Sebelumnya, Kapolresta Pekanbaru, Kombes Pol Muharman Arta, juga menegaskan bahwa pengamanan arus balik dilakukan dengan penebalan jumlah personel di lapangan. Ia menyebutkan bahwa sejumlah pos pengamanan dan pelayanan telah didirikan di titik-titik yang telah dipetakan sebelumnya, seperti di kawasan Purna MTQ, dekat pusat perbelanjaan Ramayana, simpang Living World, serta persimpangan Garuda Sakti.

“Itu yang statis. Personel yang mobile juga terus siaga untuk antisipasi pengamanan,” ungkap Kapolres.

Kapolresta juga mengungkapkan bahwa aktivitas masyarakat di pusat-pusat perbelanjaan sudah mulai menunjukkan peningkatan. Oleh karena itu, pihaknya melakukan penambahan personel di pintu masuk dan keluar area keramaian guna mengantisipasi potensi kepadatan serta menjaga keamanan pengunjung selama masa arus balik Lebaran.

Sementara itu, Kepala Terminal Bandar Raya Payung Sekaki (BPRS) Pekanbaru, Bambang Armanto, memperkirakan puncak arus balik akan terjadi pada 27 hingga 28 Maret 2026. Perkiraan ini sejalan dengan dimulainya kembali aktivitas sekolah, yang biasanya mendorong masyarakat untuk kembali ke kota setelah libur Lebaran.

Kepada Tribun Pekanbaru.com, Senin (23/3/2026), Bambang menyampaikan bahwa hingga saat ini dinamika pelayanan di BPRS berjalan dengan lancar tanpa kendala berarti. Ia menjelaskan bahwa pihak pengelola terminal telah melakukan berbagai persiapan sejak jauh hari, termasuk mendirikan posko pelayanan di area terminal. Posko ini berfungsi sebagai pusat informasi sekaligus tempat pengaduan bagi penumpang, sehingga kebutuhan informasi dapat terpenuhi dengan baik selama masa arus mudik dan balik.

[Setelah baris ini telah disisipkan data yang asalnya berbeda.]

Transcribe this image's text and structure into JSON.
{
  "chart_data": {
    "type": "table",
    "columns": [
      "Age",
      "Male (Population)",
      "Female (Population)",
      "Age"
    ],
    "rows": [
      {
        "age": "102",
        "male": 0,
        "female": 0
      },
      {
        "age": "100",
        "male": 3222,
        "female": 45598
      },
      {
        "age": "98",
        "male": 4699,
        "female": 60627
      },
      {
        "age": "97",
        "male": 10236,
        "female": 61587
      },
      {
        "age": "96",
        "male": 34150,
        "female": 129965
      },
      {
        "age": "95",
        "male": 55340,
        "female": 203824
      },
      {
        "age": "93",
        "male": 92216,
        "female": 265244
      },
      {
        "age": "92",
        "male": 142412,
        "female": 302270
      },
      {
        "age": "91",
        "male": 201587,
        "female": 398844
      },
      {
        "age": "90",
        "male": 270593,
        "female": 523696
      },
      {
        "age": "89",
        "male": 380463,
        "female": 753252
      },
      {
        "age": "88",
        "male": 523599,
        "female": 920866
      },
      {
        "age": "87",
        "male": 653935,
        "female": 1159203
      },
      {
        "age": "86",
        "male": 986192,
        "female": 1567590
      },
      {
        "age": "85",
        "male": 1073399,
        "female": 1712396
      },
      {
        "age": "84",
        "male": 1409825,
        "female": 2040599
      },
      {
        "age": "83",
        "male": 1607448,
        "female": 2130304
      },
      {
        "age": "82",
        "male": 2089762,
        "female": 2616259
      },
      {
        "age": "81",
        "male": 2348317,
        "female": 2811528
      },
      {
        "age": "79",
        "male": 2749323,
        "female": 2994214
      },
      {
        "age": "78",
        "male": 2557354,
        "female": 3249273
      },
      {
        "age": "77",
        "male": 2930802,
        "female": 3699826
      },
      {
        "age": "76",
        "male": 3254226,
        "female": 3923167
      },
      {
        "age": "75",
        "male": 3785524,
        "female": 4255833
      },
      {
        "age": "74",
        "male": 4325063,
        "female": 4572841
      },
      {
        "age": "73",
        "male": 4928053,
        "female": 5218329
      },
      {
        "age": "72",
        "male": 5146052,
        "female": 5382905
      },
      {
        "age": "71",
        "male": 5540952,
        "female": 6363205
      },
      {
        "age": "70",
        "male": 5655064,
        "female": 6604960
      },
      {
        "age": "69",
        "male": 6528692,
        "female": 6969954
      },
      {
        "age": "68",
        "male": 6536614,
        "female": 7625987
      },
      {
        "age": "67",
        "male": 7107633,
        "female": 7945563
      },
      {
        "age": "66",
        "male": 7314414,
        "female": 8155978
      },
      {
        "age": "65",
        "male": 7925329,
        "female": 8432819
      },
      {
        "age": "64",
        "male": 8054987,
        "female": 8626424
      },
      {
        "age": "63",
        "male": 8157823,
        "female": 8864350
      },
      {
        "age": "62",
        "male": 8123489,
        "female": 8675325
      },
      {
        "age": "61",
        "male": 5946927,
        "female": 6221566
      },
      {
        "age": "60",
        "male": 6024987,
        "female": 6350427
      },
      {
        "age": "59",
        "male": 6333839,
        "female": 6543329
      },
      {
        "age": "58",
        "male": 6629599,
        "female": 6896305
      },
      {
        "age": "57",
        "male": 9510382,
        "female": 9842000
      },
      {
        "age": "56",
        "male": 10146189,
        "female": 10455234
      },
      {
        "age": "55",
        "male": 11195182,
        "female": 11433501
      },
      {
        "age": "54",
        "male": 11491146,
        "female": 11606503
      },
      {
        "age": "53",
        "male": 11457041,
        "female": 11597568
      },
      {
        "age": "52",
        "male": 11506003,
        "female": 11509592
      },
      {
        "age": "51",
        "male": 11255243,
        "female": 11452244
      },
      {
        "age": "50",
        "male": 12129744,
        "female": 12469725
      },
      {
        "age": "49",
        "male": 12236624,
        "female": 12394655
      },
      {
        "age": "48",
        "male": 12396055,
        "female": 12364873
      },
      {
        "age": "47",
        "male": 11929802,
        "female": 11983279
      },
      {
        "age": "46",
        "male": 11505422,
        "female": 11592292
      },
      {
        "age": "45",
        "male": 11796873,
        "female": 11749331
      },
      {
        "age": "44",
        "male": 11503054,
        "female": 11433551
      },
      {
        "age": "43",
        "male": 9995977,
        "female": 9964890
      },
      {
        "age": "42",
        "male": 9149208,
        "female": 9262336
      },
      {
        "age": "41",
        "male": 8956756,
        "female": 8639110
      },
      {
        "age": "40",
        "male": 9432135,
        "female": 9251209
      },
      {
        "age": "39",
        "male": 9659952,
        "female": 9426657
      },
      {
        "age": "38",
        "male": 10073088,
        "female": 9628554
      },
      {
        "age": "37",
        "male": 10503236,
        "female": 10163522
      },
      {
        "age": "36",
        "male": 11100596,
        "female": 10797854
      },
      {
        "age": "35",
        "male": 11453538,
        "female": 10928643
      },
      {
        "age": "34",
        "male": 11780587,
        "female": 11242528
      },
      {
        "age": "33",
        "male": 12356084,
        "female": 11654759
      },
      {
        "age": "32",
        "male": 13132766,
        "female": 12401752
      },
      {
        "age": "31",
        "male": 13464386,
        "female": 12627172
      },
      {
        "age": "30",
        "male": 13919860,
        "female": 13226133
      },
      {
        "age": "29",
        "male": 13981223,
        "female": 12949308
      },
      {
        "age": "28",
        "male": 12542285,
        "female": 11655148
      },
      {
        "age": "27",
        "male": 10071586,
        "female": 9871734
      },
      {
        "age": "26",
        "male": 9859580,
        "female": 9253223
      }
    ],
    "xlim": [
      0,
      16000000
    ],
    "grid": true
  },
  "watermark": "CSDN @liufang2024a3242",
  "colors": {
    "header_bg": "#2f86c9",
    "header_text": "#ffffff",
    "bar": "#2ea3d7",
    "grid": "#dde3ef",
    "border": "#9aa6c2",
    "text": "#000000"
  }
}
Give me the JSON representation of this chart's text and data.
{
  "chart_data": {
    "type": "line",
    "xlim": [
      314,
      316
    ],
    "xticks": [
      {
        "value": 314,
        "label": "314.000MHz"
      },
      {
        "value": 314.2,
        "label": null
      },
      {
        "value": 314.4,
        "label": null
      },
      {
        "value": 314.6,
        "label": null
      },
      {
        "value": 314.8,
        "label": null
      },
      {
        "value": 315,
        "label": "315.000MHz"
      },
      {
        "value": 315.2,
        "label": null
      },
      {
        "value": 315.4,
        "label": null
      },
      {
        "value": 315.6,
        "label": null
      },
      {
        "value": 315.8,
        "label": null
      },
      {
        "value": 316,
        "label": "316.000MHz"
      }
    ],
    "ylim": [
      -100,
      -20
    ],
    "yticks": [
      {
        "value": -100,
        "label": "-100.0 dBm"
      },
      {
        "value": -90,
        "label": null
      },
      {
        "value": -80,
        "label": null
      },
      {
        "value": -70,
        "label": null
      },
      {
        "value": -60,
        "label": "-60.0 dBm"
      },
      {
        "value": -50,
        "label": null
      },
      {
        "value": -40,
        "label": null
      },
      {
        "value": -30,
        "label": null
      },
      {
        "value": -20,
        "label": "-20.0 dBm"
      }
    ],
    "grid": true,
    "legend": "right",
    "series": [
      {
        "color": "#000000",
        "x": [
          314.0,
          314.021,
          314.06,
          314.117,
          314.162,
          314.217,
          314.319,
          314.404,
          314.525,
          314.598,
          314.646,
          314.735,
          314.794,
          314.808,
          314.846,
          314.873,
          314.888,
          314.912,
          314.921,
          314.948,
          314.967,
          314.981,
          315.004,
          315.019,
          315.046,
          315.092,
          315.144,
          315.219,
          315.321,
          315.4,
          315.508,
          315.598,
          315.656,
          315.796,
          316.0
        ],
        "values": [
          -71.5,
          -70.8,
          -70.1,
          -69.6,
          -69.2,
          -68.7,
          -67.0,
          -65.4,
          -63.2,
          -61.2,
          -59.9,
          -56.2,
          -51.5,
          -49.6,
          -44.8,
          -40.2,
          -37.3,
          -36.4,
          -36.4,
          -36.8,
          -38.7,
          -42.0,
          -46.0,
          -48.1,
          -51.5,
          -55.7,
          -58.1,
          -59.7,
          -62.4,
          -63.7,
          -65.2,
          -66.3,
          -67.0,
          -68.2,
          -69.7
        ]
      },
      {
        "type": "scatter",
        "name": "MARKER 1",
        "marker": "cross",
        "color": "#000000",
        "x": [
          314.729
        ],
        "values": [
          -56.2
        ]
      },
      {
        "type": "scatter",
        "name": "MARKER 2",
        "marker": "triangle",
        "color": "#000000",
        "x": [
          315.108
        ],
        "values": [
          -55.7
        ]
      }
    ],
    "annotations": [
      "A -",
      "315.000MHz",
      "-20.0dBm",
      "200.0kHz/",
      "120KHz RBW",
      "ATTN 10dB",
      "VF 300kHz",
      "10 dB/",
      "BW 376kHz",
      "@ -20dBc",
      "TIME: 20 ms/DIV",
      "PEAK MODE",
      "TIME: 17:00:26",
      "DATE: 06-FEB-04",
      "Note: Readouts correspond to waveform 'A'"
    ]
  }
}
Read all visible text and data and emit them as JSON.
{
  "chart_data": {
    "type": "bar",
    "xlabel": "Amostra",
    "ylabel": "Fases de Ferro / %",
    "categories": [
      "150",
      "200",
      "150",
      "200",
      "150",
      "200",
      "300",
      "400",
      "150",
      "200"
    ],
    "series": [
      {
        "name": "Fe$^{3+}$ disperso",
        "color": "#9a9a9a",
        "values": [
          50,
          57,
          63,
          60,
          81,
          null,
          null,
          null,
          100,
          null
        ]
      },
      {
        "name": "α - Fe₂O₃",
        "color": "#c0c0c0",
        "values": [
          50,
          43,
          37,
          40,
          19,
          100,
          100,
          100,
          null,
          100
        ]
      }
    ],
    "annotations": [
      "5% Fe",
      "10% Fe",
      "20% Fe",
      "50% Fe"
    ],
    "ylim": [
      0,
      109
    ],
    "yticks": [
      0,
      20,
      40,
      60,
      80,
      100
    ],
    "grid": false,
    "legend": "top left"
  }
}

“Alhamdulillah sejak puncak arus mudik pada tanggal 18 Maret 2026, pelayanan di BPRS berjalan dengan baik. Diperkirakan tanggal 27-28 jadi puncak arus balik,” ungkapnya.

Lebih lanjut, Bambang mengungkapkan bahwa pada puncak arus mudik Lebaran 2026 yang terjadi pada 18 Maret, jumlah penumpang angkutan AKAP, AKDP, serta bus lintas mencapai sekitar 4.140 orang. Angka ini menunjukkan tingginya mobilitas masyarakat selama periode mudik dan menjadi dasar evaluasi untuk peningkatan pelayanan pada arus balik.

Dalam upaya memberikan pelayanan maksimal, pihak BPRS terus melakukan perbaikan, salah satunya melalui optimalisasi fungsi posko pelayanan. Menurut Bambang, petugas yang berjaga di posko siap membantu penumpang dalam berbagai kebutuhan, termasuk memberikan informasi hingga menindaklanjuti pengaduan yang disampaikan.

“Jadi, sekecil apapun pengaduan akan ditanggapi dengan baik,” terangnya.

Ia juga mengimbau para pemudik untuk selalu menjaga kondisi kesehatan selama perjalanan serta memperhatikan aspek keselamatan. Hal ini terutama penting bagi para pengemudi, yang bertanggung jawab atas keselamatan penumpang selama perjalanan berlangsung.

“Satu lagi yang juga harus menjadi perhatian, beli tiket resmi pada armada yang resmi. Apalagi saat ini banyak penjualan tiket secara online. Lebih baik lakukan cek dan ricek agar perjalanan mudik dan balik berjalan dengan lancar dan aman,” pungkas Bambang.

Dengan berbagai langkah antisipasi yang telah disiapkan oleh pihak kepolisian dan pengelola transportasi, diharapkan arus balik Lebaran di Pekanbaru dan sekitarnya dapat berjalan dengan tertib, aman, dan lancar.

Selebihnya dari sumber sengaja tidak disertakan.